When I first started to comprehend what had happened, I lay there in that hospital bed thinking, so this is what it feels like to have been on the other side and come back. I didn't have broken bones, but I did have a broken body, a broken life. Will my body repair? Will my life repair? Will I ever be the same? What about me is going to be different than before, different than before my body turned traitor on me. Yesterday I was myself. Today I'm somebody different. It was forced on me. My old me was taken away, never to be seen again. I didn't realize how I felt until I didn't feel that way anymore. And then I so wanted to feel that way again.

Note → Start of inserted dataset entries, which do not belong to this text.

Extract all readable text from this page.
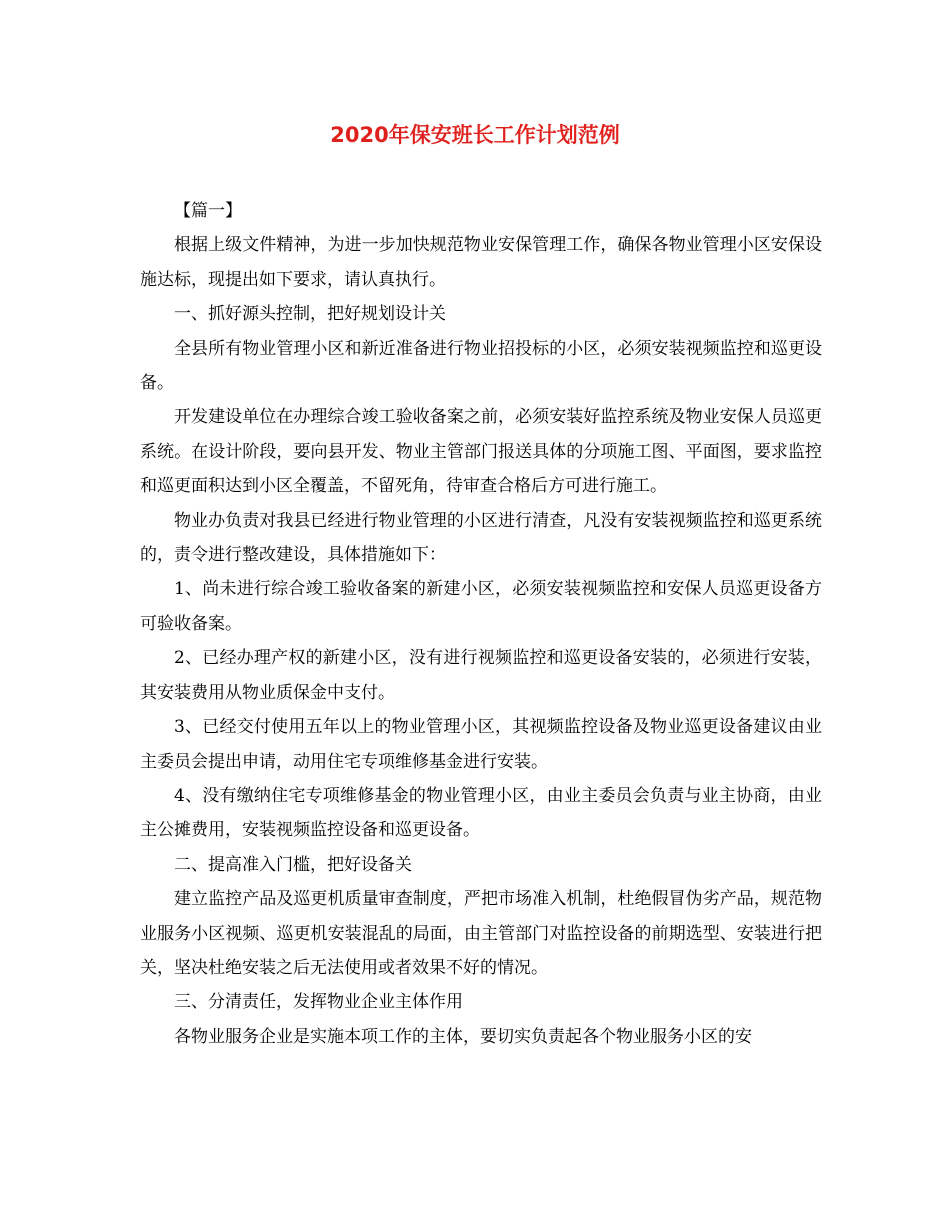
2020年保安班长工作计划范例

【篇一】

根据上级文件精神，为进一步加快规范物业安保管理工作，确保各物业管理小区安保设施达标，现提出如下要求，请认真执行。

一、抓好源头控制，把好规划设计关

全县所有物业管理小区和新近准备进行物业招投标的小区，必须安装视频监控和巡更设备。

开发建设单位在办理综合竣工验收备案之前，必须安装好监控系统及物业安保人员巡更系统。在设计阶段，要向县开发、物业主管部门报送具体的分项施工图、平面图，要求监控和巡更面积达到小区全覆盖，不留死角，待审查合格后方可进行施工。

物业办负责对我县已经进行物业管理的小区进行清查，凡没有安装视频监控和巡更系统的，责令进行整改建设，具体措施如下：

1、尚未进行综合竣工验收备案的新建小区，必须安装视频监控和安保人员巡更设备方可验收备案。

2、已经办理产权的新建小区，没有进行视频监控和巡更设备安装的，必须进行安装，其安装费用从物业质保金中支付。

3、已经交付使用五年以上的物业管理小区，其视频监控设备及物业巡更设备建议由业主委员会提出申请，动用住宅专项维修基金进行安装。

4、没有缴纳住宅专项维修基金的物业管理小区，由业主委员会负责与业主协商，由业主公摊费用，安装视频监控设备和巡更设备。

二、提高准入门槛，把好设备关

建立监控产品及巡更机质量审查制度，严把市场准入机制，杜绝假冒伪劣产品，规范物业服务小区视频、巡更机安装混乱的局面，由主管部门对监控设备的前期选型、安装进行把关，坚决杜绝安装之后无法使用或者效果不好的情况。

三、分清责任，发挥物业企业主体作用

各物业服务企业是实施本项工作的主体，要切实负责起各个物业服务小区的安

So here I am 6 months later, happy to be alive and mentally probably in a  better place, but I still have a way to go physically to regain the old me. I'm not sure that's possible. The old me thought nothing of hiking 4 or 5 difficult trail miles just to see a waterfall or a natural stone bridge; the new me cannot as yet walk more than 1 mile without my body saying that's enough and I can't go further. I have to remind myself that when I first got out of the hospital, walking from the bedroom into the living room resulted in sitting on the couch for 10 minutes just to recover. I used to hate taking any kind of medicine, especially anything stronger than an aspirin and now I take 5 pills every day. I used to never bruise, now, because of the blood thinner medicine, I bruise so easily I often don't know what caused it.

Life is different now, but all in all, it's all pretty good. There are so many others who have it a lot worse than I do so yeah, 6 months after I died, I consider myself to be an exceptionally lucky fella who was given a rare and precious gift. And I fully intend to keep on enjoying it.